São Paulo – Priorities for Tunisia’s economy this year include strengthening tax collection, rolling out a ‘voluntary separations’ program for civil servants, not raising wages unless Gross Domestic Product (GDP) growth is stronger than expected and raising fuel prices on a quarterly basis.
Those were the recommendations made by the International Monetary Fund (IMF) following the second review of the IMF-backed reforms program underway in Tunisia. IMF loans are conditional to the reforms program. The recently-concluded review will enable Tunisia’s government to draw USD 257.3 million, bringing the total amount on loan from the IMF to USD 919 million.
The priorities were listed by IMF deputy managing director and acting chair Mitsuhiro Furusawa. He said Tunisia recovered modestly in 2017 and continues to face heightened macroeconomic vulnerabilities and high unemployment. Debt widened, inflation picked up and international reserves are enough to cover less than three months’ worth of imports.
“Implementation of the policies under the Fund-supported program is necessary to sustain macroeconomic stability,” said Furusawa.
However, according to him, authorities are addressing economic challenges through a budget designed to create a narrower deficit, a tighter monetary policy and renewed commitment to a flexible exchange rate. Furusawa claims that structural reforms have begun to improve governance, strengthen the business environment, modernize civil service and pensions and restructure public banks.
A press release quoted him as saying the fiscal adjustment will entail implementation of a number of policies to increase tax revenue in an equitable manner, rein in spending to reduce debt and increase investment and social expenditure and continue to adapt the regulatory framework on public-private partnerships. Economic adjustments, however, must be made while protecting the most vulnerable.
Furusawa lauded the Tunisian Central Bank’s commitment to keeping inflation at bay through interest rate hikes.
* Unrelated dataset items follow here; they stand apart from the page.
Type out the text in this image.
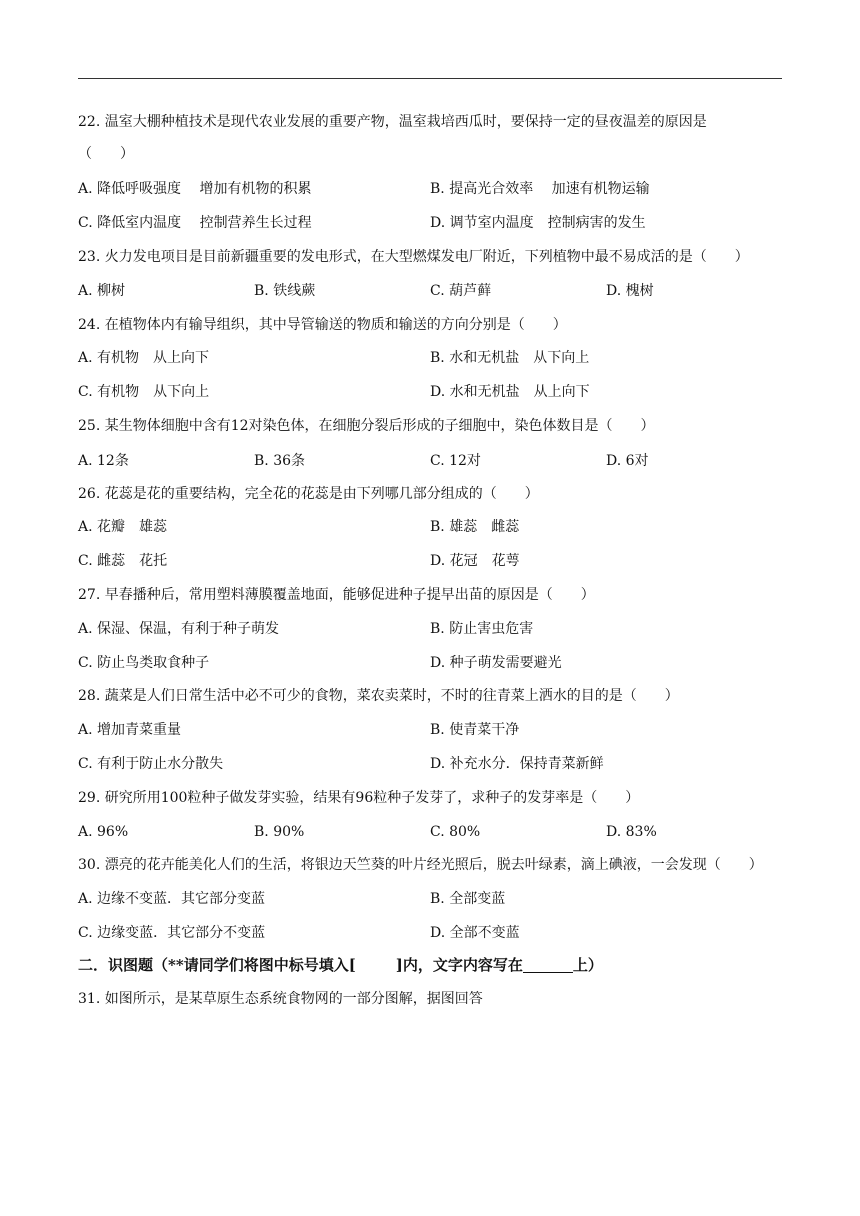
22. 温室大棚种植技术是现代农业发展的重要产物，温室栽培西瓜时，要保持一定的昼夜温差的原因是
（　　）
A. 降低呼吸强度　 增加有机物的积累	B. 提高光合效率　 加速有机物运输
C. 降低室内温度　 控制营养生长过程	D. 调节室内温度　控制病害的发生
23. 火力发电项目是目前新疆重要的发电形式，在大型燃煤发电厂附近，下列植物中最不易成活的是（　　）
A. 柳树	B. 铁线蕨	C. 葫芦藓	D. 槐树
24. 在植物体内有输导组织，其中导管输送的物质和输送的方向分别是（　　）
A. 有机物　从上向下	B. 水和无机盐　从下向上
C. 有机物　从下向上	D. 水和无机盐　从上向下
25. 某生物体细胞中含有12对染色体，在细胞分裂后形成的子细胞中，染色体数目是（　　）
A. 12条	B. 36条	C. 12对	D. 6对
26. 花蕊是花的重要结构，完全花的花蕊是由下列哪几部分组成的（　　）
A. 花瓣　雄蕊	B. 雄蕊　雌蕊
C. 雌蕊　花托	D. 花冠　花萼
27. 早春播种后，常用塑料薄膜覆盖地面，能够促进种子提早出苗的原因是（　　）
A. 保湿、保温，有利于种子萌发	B. 防止害虫危害
C. 防止鸟类取食种子	D. 种子萌发需要避光
28. 蔬菜是人们日常生活中必不可少的食物，菜农卖菜时，不时的往青菜上洒水的目的是（　　）
A. 增加青菜重量	B. 使青菜干净
C. 有利于防止水分散失	D. 补充水分．保持青菜新鲜
29. 研究所用100粒种子做发芽实验，结果有96粒种子发芽了，求种子的发芽率是（　　）
A. 96%	B. 90%	C. 80%	D. 83%
30. 漂亮的花卉能美化人们的生活，将银边天竺葵的叶片经光照后，脱去叶绿素，滴上碘液，一会发现（　　）
A. 边缘不变蓝．其它部分变蓝	B. 全部变蓝
C. 边缘变蓝．其它部分不变蓝	D. 全部不变蓝
二．识图题（**请同学们将图中标号填入[	]内，文字内容写在	上）
31. 如图所示，是某草原生态系统食物网的一部分图解，据图回答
He said new hikes will be needed to move said rates into positive territory, “unless inflation quickly subsides,” he said in the press release.
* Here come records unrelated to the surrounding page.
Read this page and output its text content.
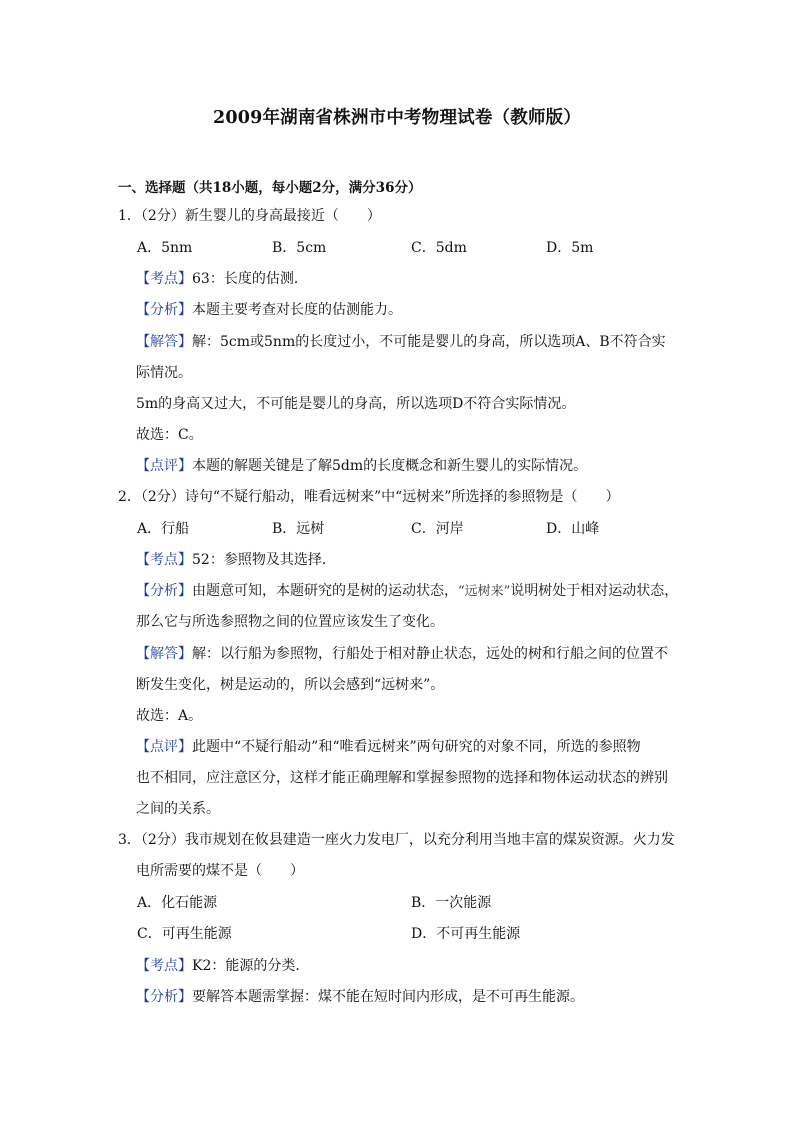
2009年湖南省株洲市中考物理试卷（教师版）
一、选择题（共18小题，每小题2分，满分36分）
1．（2分）新生婴儿的身高最接近（　　）
A．5nm	B．5cm	C．5dm	D．5m
【考点】63：长度的估测．
【分析】本题主要考查对长度的估测能力。
【解答】解：5cm或5nm的长度过小，不可能是婴儿的身高，所以选项A、B不符合实
际情况。
5m的身高又过大，不可能是婴儿的身高，所以选项D不符合实际情况。
故选：C。
【点评】本题的解题关键是了解5dm的长度概念和新生婴儿的实际情况。
2．（2分）诗句“不疑行船动，唯看远树来”中“远树来”所选择的参照物是（　　）
A．行船	B．远树	C．河岸	D．山峰
【考点】52：参照物及其选择．
【分析】由题意可知，本题研究的是树的运动状态，“远树来”说明树处于相对运动状态，
那么它与所选参照物之间的位置应该发生了变化。
【解答】解：以行船为参照物，行船处于相对静止状态，远处的树和行船之间的位置不
断发生变化，树是运动的，所以会感到“远树来”。
故选：A。
【点评】此题中“不疑行船动”和“唯看远树来”两句研究的对象不同，所选的参照物
也不相同，应注意区分，这样才能正确理解和掌握参照物的选择和物体运动状态的辨别
之间的关系。
3．（2分）我市规划在攸县建造一座火力发电厂，以充分利用当地丰富的煤炭资源。火力发
电所需要的煤不是（　　）
A．化石能源	B．一次能源
C．可再生能源	D．不可再生能源
【考点】K2：能源的分类．
【分析】要解答本题需掌握：煤不能在短时间内形成，是不可再生能源。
He also mentioned structural reforms, such as the establishment of a High Anti-Corruption Authority, and the building of institutions to support the investment code, including a one-stop shop to that end, and legislation to facilitate the reduction of nonperforming loans.
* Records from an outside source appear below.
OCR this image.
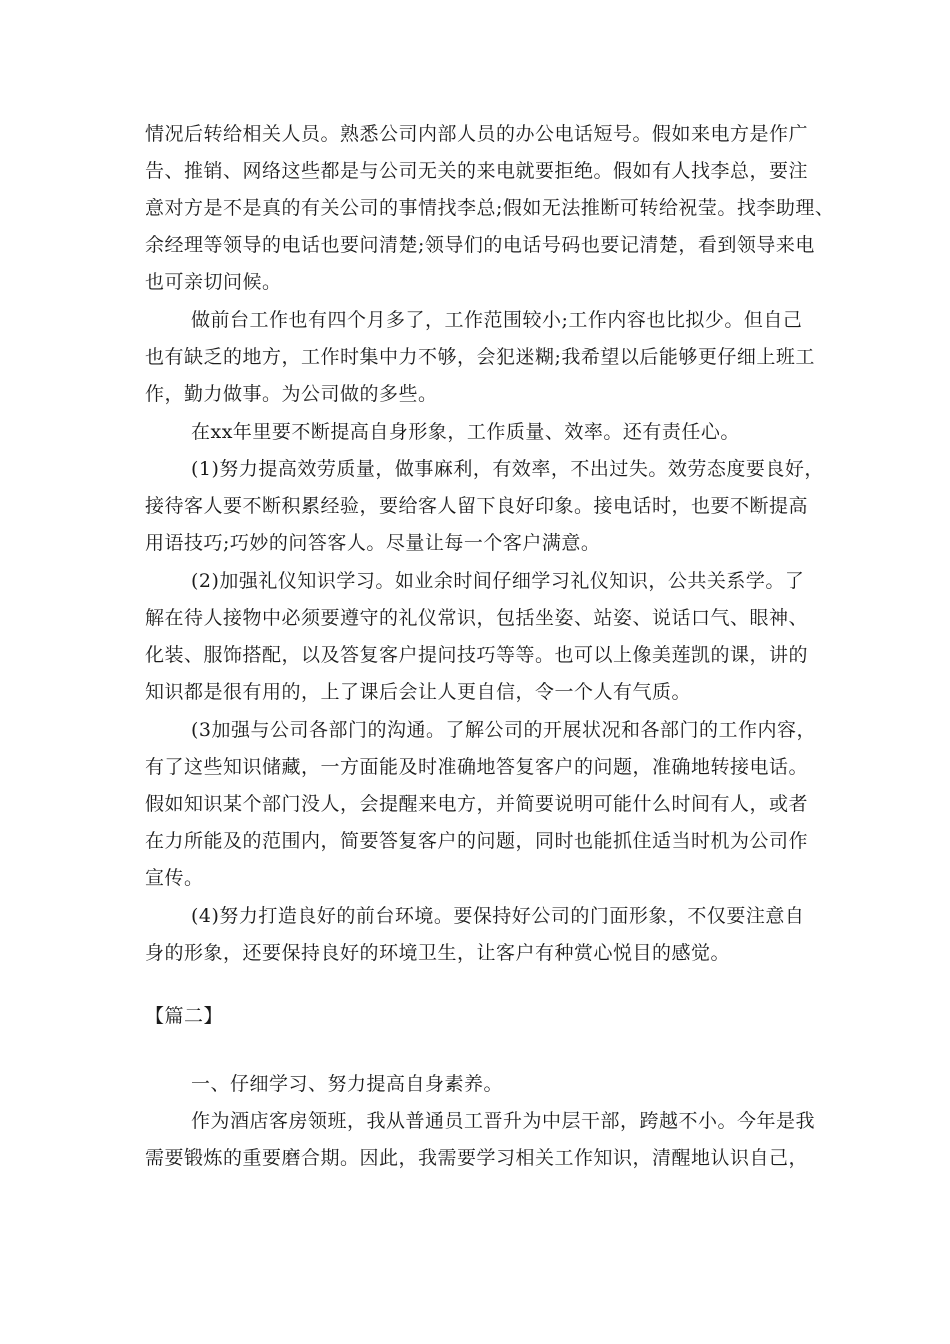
情况后转给相关人员。熟悉公司内部人员的办公电话短号。假如来电方是作广
告、推销、网络这些都是与公司无关的来电就要拒绝。假如有人找李总，要注
意对方是不是真的有关公司的事情找李总;假如无法推断可转给祝莹。找李助理、
余经理等领导的电话也要问清楚;领导们的电话号码也要记清楚，看到领导来电
也可亲切问候。
做前台工作也有四个月多了，工作范围较小;工作内容也比拟少。但自己
也有缺乏的地方，工作时集中力不够，会犯迷糊;我希望以后能够更仔细上班工
作，勤力做事。为公司做的多些。
在xx年里要不断提高自身形象，工作质量、效率。还有责任心。
(1)努力提高效劳质量，做事麻利，有效率，不出过失。效劳态度要良好，
接待客人要不断积累经验，要给客人留下良好印象。接电话时，也要不断提高
用语技巧;巧妙的问答客人。尽量让每一个客户满意。
(2)加强礼仪知识学习。如业余时间仔细学习礼仪知识，公共关系学。了
解在待人接物中必须要遵守的礼仪常识，包括坐姿、站姿、说话口气、眼神、
化装、服饰搭配，以及答复客户提问技巧等等。也可以上像美莲凯的课，讲的
知识都是很有用的，上了课后会让人更自信，令一个人有气质。
(3加强与公司各部门的沟通。了解公司的开展状况和各部门的工作内容，
有了这些知识储藏，一方面能及时准确地答复客户的问题，准确地转接电话。
假如知识某个部门没人，会提醒来电方，并简要说明可能什么时间有人，或者
在力所能及的范围内，简要答复客户的问题，同时也能抓住适当时机为公司作
宣传。
(4)努力打造良好的前台环境。要保持好公司的门面形象，不仅要注意自
身的形象，还要保持良好的环境卫生，让客户有种赏心悦目的感觉。
【篇二】
一、仔细学习、努力提高自身素养。
作为酒店客房领班，我从普通员工晋升为中层干部，跨越不小。今年是我
需要锻炼的重要磨合期。因此，我需要学习相关工作知识，清醒地认识自己，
The reforms program is meant to “reduce high and growing macroeconomic imbalances, ensuring adequate social protection, and fostering private sector-led, job-creating growth.” It is expected to help stabilize public debt below 73% of GDP by 2020, as well as raise investment and social spending.
The IMF concluded its review on March 23 and issued its press release on it late last Tuesday (26). Its four-year arrangement with Tunisia was approved in May 2016 and provides for a total USD 2.9 billion in disbursements.